Enfin, concernant le programme 732 dédié au désendettement de l'État, nous n'avons que trop dénoncé, dans notre commission, un pur effet d'affichage. Par ailleurs, le remboursement qui apparaît sur le CAS PFE creuse le déficit. Je propose, en cohérence avec l'amendement qui sera ensuite présenté par notre collègue Albéric de Montgolfier sur la mission « Engagements financiers de l'État », de supprimer ces crédits.

Sous cette dernière réserve, je vous propose d'adopter les crédits du compte d'affectation spéciale « Participations financières de l'État ».

M. Jean-François Husson, rapporteur général. - Le rapport dresse le constat, déjà évoqué à l'occasion de l'examen d'autres missions, d'une absence de priorités clairement établies. L'État ne définit pas sa stratégie en tant qu'État actionnaire, ce qui n'est pas satisfaisant. De la même manière, je m'inscris dans les pas du rapporteur au sujet de la « dette covid ».

Concernant l'entreprise Atos, le ministre délégué chargé du numérique ne m'a pas semblé très à l'aise lorsqu'il a été interrogé en séance sur le sujet. Soyons particulièrement attentifs et prudents quant au devenir de cette entreprise à caractère stratégique.

M. Albéric de Montgolfier. - Je soutiens l'amendement du rapporteur spécial, qui converge avec le mien pour relever le caractère artificiel du programme 732.

Par ailleurs, pensez-vous que l'État peut être un bon actionnaire dès lors qu'il cherche à atteindre des objectifs contradictoires ? Il peut, en effet, demander à une entreprise telle qu'EDF de dégager un maximum de dividendes, tout en limitant en même temps, pour des raisons sociales, le prix de l'énergie.

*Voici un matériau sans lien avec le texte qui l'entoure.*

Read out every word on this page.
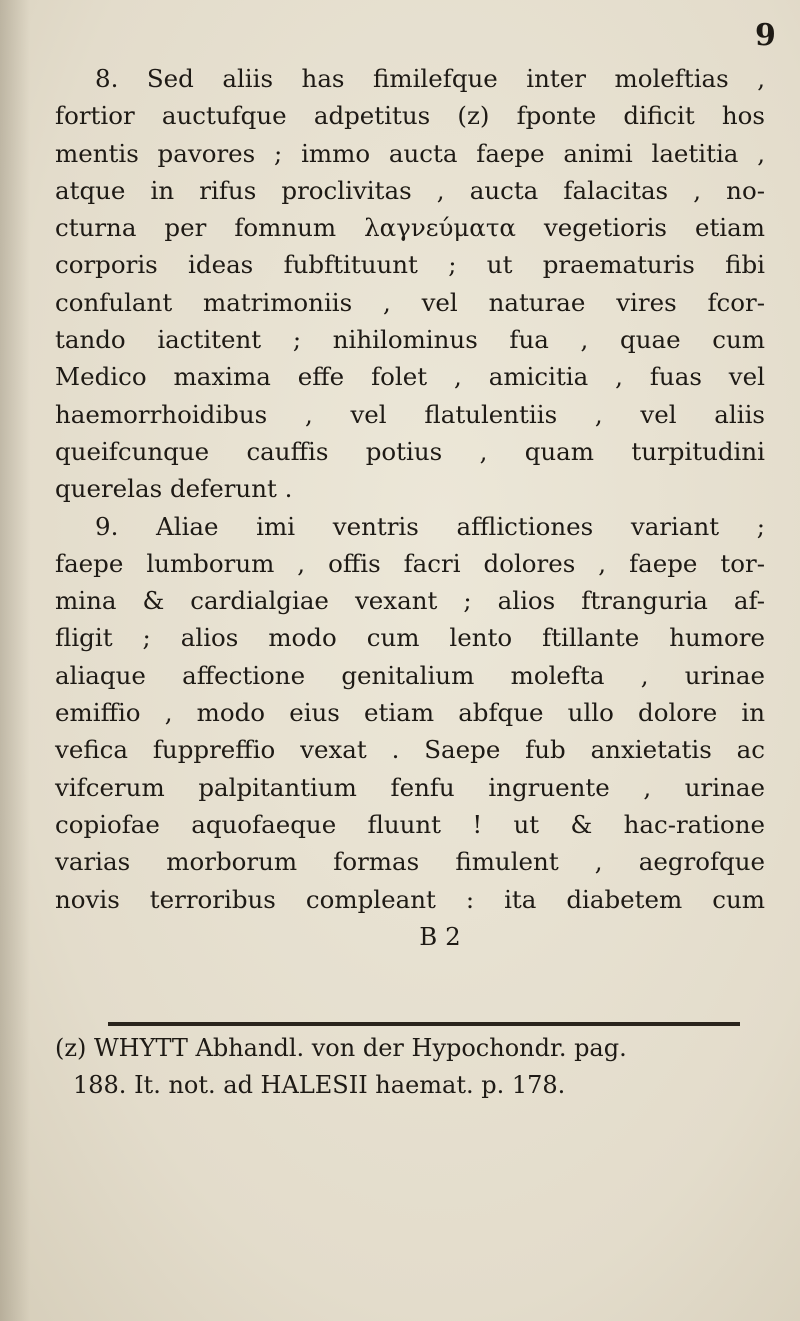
9
8. Sed aliis has fimilefque inter moleftias ,
fortior auctufque adpetitus (z) fponte dificit hos
mentis pavores ; immo aucta faepe animi laetitia ,
atque in rifus proclivitas , aucta falacitas , no-
cturna per fomnum λαγνεύματα vegetioris etiam
corporis ideas fubftituunt ; ut praematuris fibi
confulant matrimoniis , vel naturae vires fcor-
tando iactitent ; nihilominus fua , quae cum
Medico maxima effe folet , amicitia , fuas vel
haemorrhoidibus , vel flatulentiis , vel aliis
queifcunque cauffis potius , quam turpitudini
querelas deferunt .
9. Aliae imi ventris afflictiones variant ;
faepe lumborum , offis facri dolores , faepe tor-
mina & cardialgiae vexant ; alios ftranguria af-
fligit ; alios modo cum lento ftillante humore
aliaque affectione genitalium molefta , urinae
emiffio , modo eius etiam abfque ullo dolore in
vefica fuppreffio vexat . Saepe fub anxietatis ac
vifcerum palpitantium fenfu ingruente , urinae
copiofae aquofaeque fluunt ! ut & hac-ratione
varias morborum formas fimulent , aegrofque
novis terroribus compleant : ita diabetem cum
B 2
(z) WHYTT Abhandl. von der Hypochondr. pag.
188. It. not. ad HALESII haemat. p. 178.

N'existe-t-il donc pas un problème de doctrine par rapport à l'actionnaire d'une entreprise privée, qui cherche en premier lieu à la développer et éventuellement à percevoir des dividendes ? Dépourvu d'une véritable doctrine, l'État cherche à la fois à atteindre des objectifs d'intérêt général et des objectifs plus politiques, l'entreprise publique jouant le rôle de variable d'ajustement.

M. Grégory Blanc. - Comment l'État actionnaire peut-il bâtir une doctrine s'agissant des entreprises impliquées dans la transition environnementale ? Surtout, de quelle manière ces entreprises peuvent-elles s'inscrire dans une trajectoire de développement des filières économiques ?

Certes, des outils ont été déployés afin d'accompagner les conversions des structures existantes, notamment dans le cadre de la transition vers une industrie verte, mais il faudrait aussi et surtout accompagner les entreprises en vue de leur permettre de devenir des géants dans leurs secteurs respectifs. Cet enjeu de politique économique renvoie à la problématique de l'adéquation entre une stratégie de gouvernance - au travers des participations prises dans certaines firmes - et la politique de développement de véritables filières.

M. Claude Raynal, rapporteur spécial. - Le premier problème du CAS PFE est qu'il ne fonctionne pas comme un compte d'affectation spéciale. Dans le cadre du CAS PFE, l'État est censé vendre des participations - dont la valorisation est censée, en dehors des périodes de crise, croître avec le temps - et utiliser le produit de ces ventes pour racheter des parts dans d'autres entreprises, en adéquation avec des politiques données. Or nous nous sommes éloignés de ce principe, dans la mesure où le CAS PFE ne procède à aucune vente, à l'exception d'une cession aussi modeste que confidentielle, qui devrait dégager un produit de 45 millions d'euros.

Dans le même temps, le rachat intégral d'EDF fait écho à l'interrogation de M. Blanc, puisqu'il lui est à la fois demandé de développer de nouveau la filière nucléaire et de devenir un acteur majeur dans le secteur des énergies renouvelables. Si cette opération vise à refaire d'EDF un outil d'intérêt national, elle est réalisée non pas par le biais des recettes du CAS, mais au moyen d'un abondement des crédits de ce dernier par l'État.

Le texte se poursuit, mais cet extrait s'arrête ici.